The poll by the Pew Research Center's Internet & American Life Project comes as Democratic President Barack Obama and Republican challenger Mitt Romney are using Facebook Inc pages and other social media as campaign tools ahead of the November election.

"For most of those who use the sites, political material is just a small portion of what they post and what they read. And the impact of their use of the sites is modest, at best," Lee Rainie, director of the Pew project, said in a statement.

Thirty-six percent of social networking site users say they are "very important" or "somewhat important" to them in keeping up with political news, the survey showed.

The sites are "very important" or "somewhat important" to 26 percent of site users in recruiting people to get involved in political issues that matter to them.

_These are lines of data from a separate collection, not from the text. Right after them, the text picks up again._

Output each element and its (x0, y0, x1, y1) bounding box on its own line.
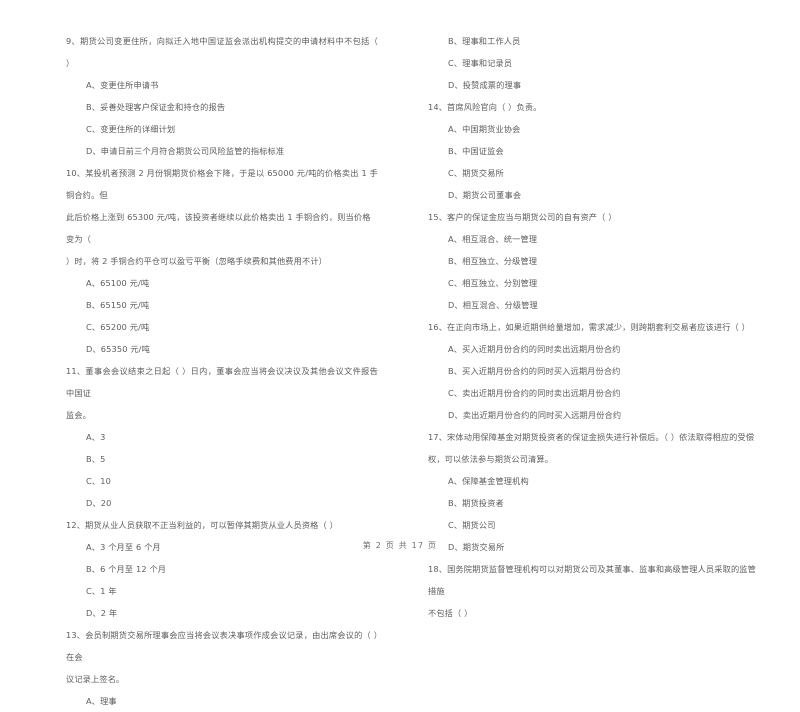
question-stem: 9、期货公司变更住所，向拟迁入地中国证监会派出机构提交的申请材料中不包括（ ） (66, 36, 378, 68)
answer-option: C、相互独立、分别管理 (448, 278, 538, 288)
page-footer: 第 2 页 共 17 页 (362, 541, 438, 550)
question-stem-continuation: 监会。 (66, 410, 92, 420)
answer-option: D、20 (86, 498, 112, 508)
answer-option: D、相互混合、分级管理 (448, 300, 538, 310)
answer-option: B、5 (86, 454, 106, 464)
question-stem-continuation: 权，可以依法参与期货公司清算。 (428, 454, 554, 464)
question-stem: 14、首席风险官向（ ）负责。 (428, 102, 542, 112)
answer-option: D、65350 元/吨 (86, 344, 150, 354)
answer-option: B、6 个月至 12 个月 (86, 564, 167, 574)
answer-option: C、期货公司 (448, 520, 496, 530)
question-stem: 15、客户的保证金应当与期货公司的自有资产（ ） (428, 212, 617, 222)
question-stem: 13、会员制期货交易所理事会应当将会议表决事项作成会议记录，由出席会议的（ ）在… (66, 630, 378, 662)
answer-option: C、10 (86, 476, 111, 486)
answer-option: D、申请日前三个月符合期货公司风险监管的指标标准 (86, 146, 285, 156)
answer-option: B、中国证监会 (448, 146, 504, 156)
answer-option: D、期货公司董事会 (448, 190, 522, 200)
answer-option: C、卖出近期月份合约的同时卖出远期月份合约 (448, 388, 621, 398)
answer-option: B、理事和工作人员 (448, 36, 521, 46)
answer-option: B、妥善处理客户保证金和持仓的报告 (86, 102, 226, 112)
question-stem: 12、期货从业人员获取不正当利益的，可以暂停其期货从业人员资格（ ） (66, 520, 338, 530)
answer-option: A、65100 元/吨 (86, 278, 150, 288)
question-stem-continuation: ）时，将 2 手铜合约平仓可以盈亏平衡（忽略手续费和其他费用不计） (66, 256, 327, 266)
answer-option: B、相互独立、分级管理 (448, 256, 538, 266)
answer-option: A、变更住所申请书 (86, 80, 159, 90)
answer-option: A、保障基金管理机构 (448, 476, 529, 486)
answer-option: C、变更住所的详细计划 (86, 124, 176, 134)
answer-option: A、买入近期月份合约的同时卖出远期月份合约 (448, 344, 621, 354)
question-stem-continuation: 议记录上签名。 (66, 674, 125, 684)
answer-option: A、相互混合、统一管理 (448, 234, 538, 244)
answer-option: D、投赞成票的理事 (448, 80, 522, 90)
right-column: B、理事和工作人员 C、理事和记录员 D、投赞成票的理事 14、首席风险官向（ ）负责… (400, 30, 800, 618)
question-stem: 10、某投机者预测 2 月份铜期货价格会下降，于是以 65000 元/吨的价格卖… (66, 168, 378, 200)
question-stem: 16、在正向市场上，如果近期供给量增加，需求减少，则跨期套利交易者应该进行（ ） (428, 322, 750, 332)
answer-option: A、理事 (86, 696, 117, 706)
answer-option: A、3 (86, 432, 106, 442)
answer-option: D、卖出近期月份合约的同时买入远期月份合约 (448, 410, 622, 420)
answer-option: A、中国期货业协会 (448, 124, 521, 134)
answer-option: B、买入近期月份合约的同时买入远期月份合约 (448, 366, 621, 376)
answer-option: C、理事和记录员 (448, 58, 513, 68)
question-stem-continuation: 此后价格上涨到 65300 元/吨，该投资者继续以此价格卖出 1 手铜合约，则当… (66, 212, 371, 244)
answer-option: C、65200 元/吨 (86, 322, 150, 332)
left-column: 9、期货公司变更住所，向拟迁入地中国证监会派出机构提交的申请材料中不包括（ ） A… (0, 30, 400, 706)
answer-option: D、2 年 (86, 608, 118, 618)
answer-option: B、65150 元/吨 (86, 300, 150, 310)
answer-option: C、1 年 (86, 586, 117, 596)
answer-option: B、期货投资者 (448, 498, 504, 508)
question-stem: 17、宋体动用保障基金对期货投资者的保证金损失进行补偿后。（ ）依法取得相应的受… (428, 432, 755, 442)
question-stem: 11、董事会会议结束之日起（ ）日内，董事会应当将会议决议及其他会议文件报告中国… (66, 366, 378, 398)
exam-page: 9、期货公司变更住所，向拟迁入地中国证监会派出机构提交的申请材料中不包括（ ） A… (0, 0, 800, 706)
two-column-body: 9、期货公司变更住所，向拟迁入地中国证监会派出机构提交的申请材料中不包括（ ） A… (0, 30, 800, 706)
question-stem-continuation: 不包括（ ） (428, 608, 473, 618)
answer-option: C、期货交易所 (448, 168, 504, 178)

A quarter of the site users say they are "very important" or "somewhat important" for discussing or debating political issues, the poll showed.

Twenty-five percent of users say the sites are "very important" or "somewhat important" in finding other people who share their views about important political issues.

In each case, Democrats are more likely than Republicans or independents to say the sites are important.

A third of Democrats and liberals who use social networking sites say their activities on the sites have led them to become more active, compared with 24 percent of site-using Republicans and independents.

The survey found that 84 percent of site users say they have posted little or nothing related to politics in their recent status updates, comments and links.

The telephone survey was conducted from January 20 to February 19 among 1,407 adults. The margin of error is plus or minus 2.9 percentage points.